Index: llvm/lib/Target/ARM/ARMISelLowering.h
===================================================================
--- llvm/lib/Target/ARM/ARMISelLowering.h
+++ llvm/lib/Target/ARM/ARMISelLowering.h
@@ -736,16 +736,7 @@
     SDValue BuildSDIVPow2(SDNode *N, const APInt &Divisor, SelectionDAG &DAG,
                           SmallVectorImpl<SDNode *> &Created) const override;
 
-    /// isFMAFasterThanFMulAndFAdd - Return true if an FMA operation is faster
-    /// than a pair of fmul and fadd instructions. fmuladd intrinsics will be
-    /// expanded to FMAs when this method returns true, otherwise fmuladd is
-    /// expanded to fmul + fadd.
-    ///
-    /// ARM supports both fused and unfused multiply-add operations; we already
-    /// lower a pair of fmul and fadd to the latter so it's not clear that there
-    /// would be a gain or that the gain would be worthwhile enough to risk
-    /// correctness bugs.
-    bool isFMAFasterThanFMulAndFAdd(EVT VT) const override { return false; }
+    bool isFMAFasterThanFMulAndFAdd(EVT VT) const override;
 
     SDValue ReconstructShuffle(SDValue Op, SelectionDAG &DAG) const;
 
Index: llvm/lib/Target/ARM/ARMISelLowering.cpp
===================================================================
--- llvm/lib/Target/ARM/ARMISelLowering.cpp
+++ llvm/lib/Target/ARM/ARMISelLowering.cpp
@@ -15005,6 +15005,36 @@
   return -1;
 }
 
+/// isFMAFasterThanFMulAndFAdd - Return true if an FMA operation is faster
+/// than a pair of fmul and fadd instructions. fmuladd intrinsics will be
+/// expanded to FMAs when this method returns true, otherwise fmuladd is
+/// expanded to fmul + fadd.
+///
+/// ARM supports both fused and unfused multiply-add operations; we already
+/// lower a pair of fmul and fadd to the latter so it's not clear that there
+/// would be a gain or that the gain would be worthwhile enough to risk
+/// correctness bugs.
+///
+/// For MVE, we set this to true as it helps simplify the need for some
+/// patterns (and we don't have the non-fused floating point instruction).

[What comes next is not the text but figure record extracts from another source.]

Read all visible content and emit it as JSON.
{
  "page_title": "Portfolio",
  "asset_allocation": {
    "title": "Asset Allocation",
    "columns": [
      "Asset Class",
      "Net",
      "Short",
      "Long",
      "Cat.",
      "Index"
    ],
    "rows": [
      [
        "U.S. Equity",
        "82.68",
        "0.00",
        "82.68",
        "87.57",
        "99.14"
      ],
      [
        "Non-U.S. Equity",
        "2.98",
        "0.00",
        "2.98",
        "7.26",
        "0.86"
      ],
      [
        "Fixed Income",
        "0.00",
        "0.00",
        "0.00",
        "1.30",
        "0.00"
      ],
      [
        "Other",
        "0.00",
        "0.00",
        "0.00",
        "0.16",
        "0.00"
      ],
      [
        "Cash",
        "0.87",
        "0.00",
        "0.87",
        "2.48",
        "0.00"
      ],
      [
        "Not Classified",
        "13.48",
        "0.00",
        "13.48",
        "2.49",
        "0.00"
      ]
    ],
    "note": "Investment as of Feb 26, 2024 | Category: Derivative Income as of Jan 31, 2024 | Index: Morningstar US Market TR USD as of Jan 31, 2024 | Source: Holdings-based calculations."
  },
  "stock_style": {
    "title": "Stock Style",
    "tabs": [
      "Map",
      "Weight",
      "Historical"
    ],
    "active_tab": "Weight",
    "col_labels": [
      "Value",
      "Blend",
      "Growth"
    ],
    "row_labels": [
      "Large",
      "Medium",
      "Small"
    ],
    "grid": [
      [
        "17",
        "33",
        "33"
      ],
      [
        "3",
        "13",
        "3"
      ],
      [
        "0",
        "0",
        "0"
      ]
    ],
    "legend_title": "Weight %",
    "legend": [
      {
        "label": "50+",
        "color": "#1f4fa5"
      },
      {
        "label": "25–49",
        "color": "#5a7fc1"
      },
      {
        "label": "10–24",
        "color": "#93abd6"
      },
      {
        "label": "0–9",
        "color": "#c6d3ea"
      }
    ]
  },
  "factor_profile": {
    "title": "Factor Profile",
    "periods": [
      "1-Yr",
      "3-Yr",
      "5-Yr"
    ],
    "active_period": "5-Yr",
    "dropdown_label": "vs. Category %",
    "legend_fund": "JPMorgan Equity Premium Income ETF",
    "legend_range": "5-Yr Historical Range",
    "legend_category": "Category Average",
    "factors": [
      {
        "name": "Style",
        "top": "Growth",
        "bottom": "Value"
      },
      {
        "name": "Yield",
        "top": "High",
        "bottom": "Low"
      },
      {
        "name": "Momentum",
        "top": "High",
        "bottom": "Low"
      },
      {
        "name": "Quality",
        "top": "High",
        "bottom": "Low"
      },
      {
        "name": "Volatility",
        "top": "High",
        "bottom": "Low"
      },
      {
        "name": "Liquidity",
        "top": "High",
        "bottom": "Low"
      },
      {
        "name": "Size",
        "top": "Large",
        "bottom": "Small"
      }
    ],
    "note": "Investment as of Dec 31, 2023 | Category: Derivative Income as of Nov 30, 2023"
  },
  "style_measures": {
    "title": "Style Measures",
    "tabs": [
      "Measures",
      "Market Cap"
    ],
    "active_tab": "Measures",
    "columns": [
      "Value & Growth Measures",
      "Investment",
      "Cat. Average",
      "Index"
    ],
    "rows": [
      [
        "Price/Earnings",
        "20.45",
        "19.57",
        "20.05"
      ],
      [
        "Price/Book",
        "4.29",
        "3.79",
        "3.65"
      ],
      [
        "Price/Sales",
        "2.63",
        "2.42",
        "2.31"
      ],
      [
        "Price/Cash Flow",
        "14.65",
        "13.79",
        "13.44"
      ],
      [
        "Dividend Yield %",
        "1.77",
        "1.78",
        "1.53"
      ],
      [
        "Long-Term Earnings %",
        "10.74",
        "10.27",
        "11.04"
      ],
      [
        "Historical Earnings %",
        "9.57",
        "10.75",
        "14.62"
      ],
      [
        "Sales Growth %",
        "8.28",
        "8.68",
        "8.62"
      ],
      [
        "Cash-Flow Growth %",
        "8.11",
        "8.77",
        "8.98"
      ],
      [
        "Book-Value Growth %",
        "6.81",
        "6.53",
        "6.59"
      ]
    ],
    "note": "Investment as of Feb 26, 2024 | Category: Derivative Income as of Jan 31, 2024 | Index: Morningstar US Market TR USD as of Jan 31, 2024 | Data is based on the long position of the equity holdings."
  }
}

+bool ARMTargetLowering::isFMAFasterThanFMulAndFAdd(EVT VT) const {
+  if (!Subtarget->hasMVEFloatOps())
+    return false;
+
+  if (!VT.isSimple())
+    return false;
+
+  switch (VT.getSimpleVT().SimpleTy) {
+  case MVT::v4f32:
+  case MVT::v8f16:
+    return true;
+  default:
+    break;
+  }
+
+  return false;
+}
+
 static bool isLegalT1AddressImmediate(int64_t V, EVT VT) {
   if (V < 0)
     return false;
Index: llvm/lib/Target/ARM/ARMInstrMVE.td
===================================================================
--- llvm/lib/Target/ARM/ARMInstrMVE.td
+++ llvm/lib/Target/ARM/ARMInstrMVE.td
@@ -2786,31 +2786,15 @@
 def MVE_VFMSf16 : MVE_VADDSUBFMA_fp<"vfms", "f16", 0b1, 0b1, 0b0, 0b1, v8f16,
     (ins MQPR:$Qd_src), vpred_n, "$Qd = $Qd_src">;
 
-let Predicates = [HasMVEFloat, UseFusedMAC] in {
-  def : Pat<(v8f16 (fadd (v8f16 MQPR:$src1),
-                             (fmul (v8f16 MQPR:$src2),
-                                      (v8f16 MQPR:$src3)))),
-            (v8f16 (MVE_VFMAf16 $src1, $src2, $src3))>;
-  def : Pat<(v4f32 (fadd (v4f32 MQPR:$src1),
-                             (fmul (v4f32 MQPR:$src2),
-                                      (v4f32 MQPR:$src3)))),
-            (v4f32 (MVE_VFMAf32 $src1, $src2, $src3))>;
-
-  def : Pat<(v8f16 (fsub (v8f16 MQPR:$src1),
-                             (fmul (v8f16 MQPR:$src2),
-                                      (v8f16 MQPR:$src3)))),
-            (v8f16 (MVE_VFMSf16 $src1, $src2, $src3))>;
-  def : Pat<(v4f32 (fsub (v4f32 MQPR:$src1),
-                             (fmul (v4f32 MQPR:$src2),
-                                      (v4f32 MQPR:$src3)))),
-            (v4f32 (MVE_VFMSf32 $src1, $src2, $src3))>;
-}
-
 let Predicates = [HasMVEFloat] in {
   def : Pat<(v8f16 (fma (v8f16 MQPR:$src1), (v8f16 MQPR:$src2), (v8f16 MQPR:$src3))),
             (v8f16 (MVE_VFMAf16 $src3, $src1, $src2))>;
   def : Pat<(v4f32 (fma (v4f32 MQPR:$src1), (v4f32 MQPR:$src2), (v4f32 MQPR:$src3))),
             (v4f32 (MVE_VFMAf32 $src3, $src1, $src2))>;
+  def : Pat<(v8f16 (fma (fneg (v8f16 MQPR:$src1)), (v8f16 MQPR:$src2), (v8f16 MQPR:$src3))),
+            (v8f16 (MVE_VFMSf16 $src3, $src1, $src2))>;
+  def : Pat<(v4f32 (fma (fneg (v4f32 MQPR:$src1)), (v4f32 MQPR:$src2), (v4f32 MQPR:$src3))),
+            (v4f32 (MVE_VFMSf32 $src3, $src1, $src2))>;
 }